A music industry trade association representing Christian and Gospel labels is asking the FCC to treat FM and AM as two separate regulatory problems in its still-pending 2022 Quadrennial Review, holding the line on local commercial FM ownership caps while eliminating limits on how many AM stations a single entity may own within a given market.
In his filing, Christian Music Trade Association President Ed Leonard framed the dual ask as two sides of the same coin: protecting independent operators where they remain most active while giving struggling AM licensees the flexibility needed to survive a band where technical disadvantages and revenue erosion have already thinned the field.
The filing puts CMTA alongside the National Religious Broadcasters, which staked out similar ground in January. NRB argued then that FM consolidation would marginalize independent voices while AM deregulation would provide a financial lifeline to mission-driven operators whose continued presence in local markets has little to do with market efficiency.
On FM, CMTA leaned on iHeartMedia’s earlier comments, citing iHeart’s warning that loosening those caps would trigger mass AM divestiture as owners redirected capital toward FM acquisitions. iHeart cautioned that reshift would hollow out the financial underpinnings of AM station assets and fall hardest on women and minority owners.
Christian radio’s loyalty factor also played a role in the filing.
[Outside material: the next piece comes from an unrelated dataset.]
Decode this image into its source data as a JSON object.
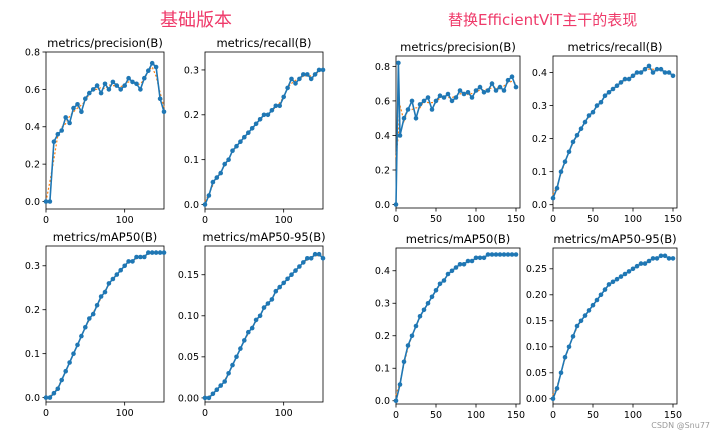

Jacobs Media’s Techsurvey 2025 found 82% of Christian and Gospel radio listeners would recommend their favorite station to others, ahead of public radio at 66%, Contemporary Hits Radio at 55%, and Country at 52%. A separate 2025 Finney Media survey of nearly 12,000 Christian radio listeners found 93% cited liking worshipful Christian music as their primary reason for tuning in, 91% said the format helped them worship throughout the day, and 82% said they listened for encouragement.
CMTA also pointed to reporting by RBR+TVBR partner publication Radio Ink, detailing a survey of Liberty University students showing 41% of Gen Z respondents already tune in to Christian radio, offered as evidence that the format’s audience is not eroding at the pace broader terrestrial radio trends might suggest.
That matters, the filing argues, because independent commercial Christian and Gospel stations are already competing on multiple fronts at once: non-commercial religious clusters, large commercial FM clusters carrying up to five signals in major markets, and global streaming and satellite platforms. Further FM consolidation, CMTA contends, would only widen the competitive gap those independents face for local advertising dollars with no corresponding benefit to show for it.
The 2022 Quadrennial Review remains before the Commission with no apparent timeline for resolution.